According to uops.info, the reciprocal throughput of vinserti128
is 0.5 if the xmm argument comes from memory, and 1 if the xmm argument is a register. What's the underlying reason behind this? Is it a mistake?
CodePudding user response:
Uops.info is correct. Memory-source is different.
As chtz commented, the register-source version works like a shuffle, but the memory-source version is probably decoding as a broadcast-load blend.
We know that Intel load ports can broadcast to 256-bit for free since Haswell (4, 8, or 16-byte chunks). vbroadcastss/d
/ vpbroadcastd/q
are single-uop, so are vbroadcasti128
/ vbroadcastf128
. Even vmovddup ymm, [mem]
is a single load-port uop on Intel (port 2 or 3), no ALU required for duplicating the low half of each 16-byte lane. (Filter on vbroadcast ymm
in https://uops.info/)
For the blend part, Haswell and later could reuse the vpblendd
execution unit by constructing a control operand for it from the vinserti128
immediate. That's a single uop for any vector ALU port (p015).
To avoid bypass latency, vinsertf128
could similarly use a vblendps
or pd
execution unit.
Sandy/Ivy Bridge could only broadcast for free to 128-bit XMM; it needed a port5 shuffle for vbroadcastss/sd/f128 ymm, mem
(and didn't have register-source broadcasts; those were new in AVX2). But it ran vinserti/f128 mem
as 1*p05 1*p23
vs p5
for register-source vinsert
or vperm2f128
.
SnB/IvB CPUs ran vblendps
/pd
on p05
, so presumably vinsertf128
from memory is using the FP blend units on those ports. (It wasn't until Haswell that port 1 could also run vblendps
.)
So presumably it had some special support for forwarding a 128-bit load result to either the low or high lane of an execution unit that could do the merging. (Perhaps with the blend units designed to accept that?)

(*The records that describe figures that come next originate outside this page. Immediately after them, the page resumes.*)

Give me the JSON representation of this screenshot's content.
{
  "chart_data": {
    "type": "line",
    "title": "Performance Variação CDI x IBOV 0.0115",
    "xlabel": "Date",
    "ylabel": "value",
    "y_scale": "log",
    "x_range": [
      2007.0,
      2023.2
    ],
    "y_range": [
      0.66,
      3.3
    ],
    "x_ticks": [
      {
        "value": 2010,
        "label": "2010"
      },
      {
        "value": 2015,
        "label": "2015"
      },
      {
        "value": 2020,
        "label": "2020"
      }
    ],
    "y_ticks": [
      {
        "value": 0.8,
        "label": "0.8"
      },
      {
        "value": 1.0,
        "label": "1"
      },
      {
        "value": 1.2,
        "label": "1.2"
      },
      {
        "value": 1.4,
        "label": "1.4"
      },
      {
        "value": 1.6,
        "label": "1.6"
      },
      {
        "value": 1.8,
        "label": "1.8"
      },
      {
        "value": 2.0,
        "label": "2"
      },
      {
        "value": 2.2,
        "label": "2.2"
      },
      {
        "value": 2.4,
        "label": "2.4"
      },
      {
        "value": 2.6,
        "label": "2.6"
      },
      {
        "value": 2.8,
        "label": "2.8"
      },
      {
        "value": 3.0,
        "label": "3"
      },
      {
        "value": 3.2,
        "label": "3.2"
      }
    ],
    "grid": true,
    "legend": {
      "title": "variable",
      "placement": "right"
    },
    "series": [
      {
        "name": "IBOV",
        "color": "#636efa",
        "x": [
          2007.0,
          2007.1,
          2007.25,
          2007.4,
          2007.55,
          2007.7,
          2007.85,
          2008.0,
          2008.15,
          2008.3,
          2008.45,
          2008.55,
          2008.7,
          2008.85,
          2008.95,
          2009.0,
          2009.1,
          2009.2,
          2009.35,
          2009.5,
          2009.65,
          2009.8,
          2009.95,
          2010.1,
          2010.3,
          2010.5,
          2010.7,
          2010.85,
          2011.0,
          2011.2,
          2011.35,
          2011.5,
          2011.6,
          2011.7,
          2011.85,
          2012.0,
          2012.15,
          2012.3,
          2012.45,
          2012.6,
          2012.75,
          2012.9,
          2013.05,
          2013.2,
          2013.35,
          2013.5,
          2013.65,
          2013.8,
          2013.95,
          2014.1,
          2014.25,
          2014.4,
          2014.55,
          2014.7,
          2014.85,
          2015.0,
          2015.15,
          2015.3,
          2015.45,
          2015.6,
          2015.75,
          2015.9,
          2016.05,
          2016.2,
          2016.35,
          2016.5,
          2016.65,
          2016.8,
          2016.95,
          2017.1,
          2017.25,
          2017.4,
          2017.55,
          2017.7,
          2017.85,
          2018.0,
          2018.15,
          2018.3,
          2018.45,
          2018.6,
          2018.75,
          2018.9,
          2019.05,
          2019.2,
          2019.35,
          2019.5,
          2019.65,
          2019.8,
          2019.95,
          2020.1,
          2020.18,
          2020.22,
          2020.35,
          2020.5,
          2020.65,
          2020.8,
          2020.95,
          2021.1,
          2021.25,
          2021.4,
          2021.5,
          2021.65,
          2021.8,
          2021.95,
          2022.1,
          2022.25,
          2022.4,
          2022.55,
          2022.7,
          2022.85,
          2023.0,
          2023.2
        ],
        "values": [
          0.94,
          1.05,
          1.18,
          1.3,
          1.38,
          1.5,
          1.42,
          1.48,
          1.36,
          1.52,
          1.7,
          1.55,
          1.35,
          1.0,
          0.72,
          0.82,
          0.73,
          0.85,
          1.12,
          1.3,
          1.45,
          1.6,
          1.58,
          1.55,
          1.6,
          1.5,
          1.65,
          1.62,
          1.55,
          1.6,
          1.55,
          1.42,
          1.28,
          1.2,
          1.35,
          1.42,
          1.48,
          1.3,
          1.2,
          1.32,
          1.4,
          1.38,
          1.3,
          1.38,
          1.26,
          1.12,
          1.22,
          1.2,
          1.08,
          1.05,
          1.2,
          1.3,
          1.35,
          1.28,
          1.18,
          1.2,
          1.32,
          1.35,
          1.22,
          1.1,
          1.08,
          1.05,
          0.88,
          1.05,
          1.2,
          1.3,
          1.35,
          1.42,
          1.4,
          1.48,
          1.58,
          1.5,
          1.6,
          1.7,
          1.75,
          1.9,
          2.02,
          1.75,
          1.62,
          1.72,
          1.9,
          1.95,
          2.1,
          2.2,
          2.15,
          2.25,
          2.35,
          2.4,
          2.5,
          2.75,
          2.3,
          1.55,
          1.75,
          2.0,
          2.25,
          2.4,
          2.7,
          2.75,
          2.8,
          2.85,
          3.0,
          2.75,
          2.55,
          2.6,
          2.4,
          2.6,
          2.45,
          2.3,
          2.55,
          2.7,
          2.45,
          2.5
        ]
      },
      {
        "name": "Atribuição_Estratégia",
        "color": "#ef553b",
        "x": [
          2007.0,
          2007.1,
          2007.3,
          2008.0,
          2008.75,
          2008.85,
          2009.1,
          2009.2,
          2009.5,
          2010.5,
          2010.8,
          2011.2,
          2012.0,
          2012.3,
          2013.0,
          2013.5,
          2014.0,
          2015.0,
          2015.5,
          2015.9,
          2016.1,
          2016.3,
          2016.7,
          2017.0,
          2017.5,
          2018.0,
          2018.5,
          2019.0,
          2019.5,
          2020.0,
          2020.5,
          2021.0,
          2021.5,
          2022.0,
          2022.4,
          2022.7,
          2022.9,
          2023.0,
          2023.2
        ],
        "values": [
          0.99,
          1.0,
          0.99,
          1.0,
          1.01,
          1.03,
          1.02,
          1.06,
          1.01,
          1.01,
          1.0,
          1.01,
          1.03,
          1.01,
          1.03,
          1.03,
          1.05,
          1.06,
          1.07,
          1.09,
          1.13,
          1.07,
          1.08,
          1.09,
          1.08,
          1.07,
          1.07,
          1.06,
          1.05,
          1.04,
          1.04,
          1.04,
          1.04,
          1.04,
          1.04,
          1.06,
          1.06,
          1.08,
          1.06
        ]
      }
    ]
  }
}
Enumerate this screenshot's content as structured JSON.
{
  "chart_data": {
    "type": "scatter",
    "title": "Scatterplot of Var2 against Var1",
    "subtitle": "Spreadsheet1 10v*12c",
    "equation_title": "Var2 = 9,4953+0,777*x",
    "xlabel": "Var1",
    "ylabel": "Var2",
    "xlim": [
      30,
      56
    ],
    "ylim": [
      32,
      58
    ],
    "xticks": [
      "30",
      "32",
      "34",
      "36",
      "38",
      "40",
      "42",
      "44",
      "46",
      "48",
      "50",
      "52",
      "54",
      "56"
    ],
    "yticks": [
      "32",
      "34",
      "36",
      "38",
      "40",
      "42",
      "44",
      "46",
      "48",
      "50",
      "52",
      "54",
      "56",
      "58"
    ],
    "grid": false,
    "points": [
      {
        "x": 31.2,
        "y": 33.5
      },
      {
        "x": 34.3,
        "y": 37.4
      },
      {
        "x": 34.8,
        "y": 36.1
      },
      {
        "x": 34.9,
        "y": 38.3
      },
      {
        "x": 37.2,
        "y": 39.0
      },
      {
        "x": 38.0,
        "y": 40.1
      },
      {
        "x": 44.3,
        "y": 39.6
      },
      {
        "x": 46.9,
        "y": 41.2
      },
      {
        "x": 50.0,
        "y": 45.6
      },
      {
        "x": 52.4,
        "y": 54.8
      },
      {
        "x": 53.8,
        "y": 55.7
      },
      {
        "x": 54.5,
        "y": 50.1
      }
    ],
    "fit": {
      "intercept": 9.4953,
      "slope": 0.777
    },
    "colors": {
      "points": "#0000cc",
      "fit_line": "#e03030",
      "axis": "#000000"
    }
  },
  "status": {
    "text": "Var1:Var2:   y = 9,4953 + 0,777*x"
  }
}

If it could forward to both lanes, I'd have assumed it could do that in general, and wouldn't have needed a port 5 uop for vbroadcastf128 ymm, mem
on top of the load uop. Unless it's relevant that the intermediate broadcast result never needs to be architecturally visible (written to a hard YMM register), potentially persisting indefinitely if the register isn't written for a long time. But combined with the blend control input generated from the immediate, the input can be a bit funky and only the output needs to be fully normal and potentially part of a persistent state.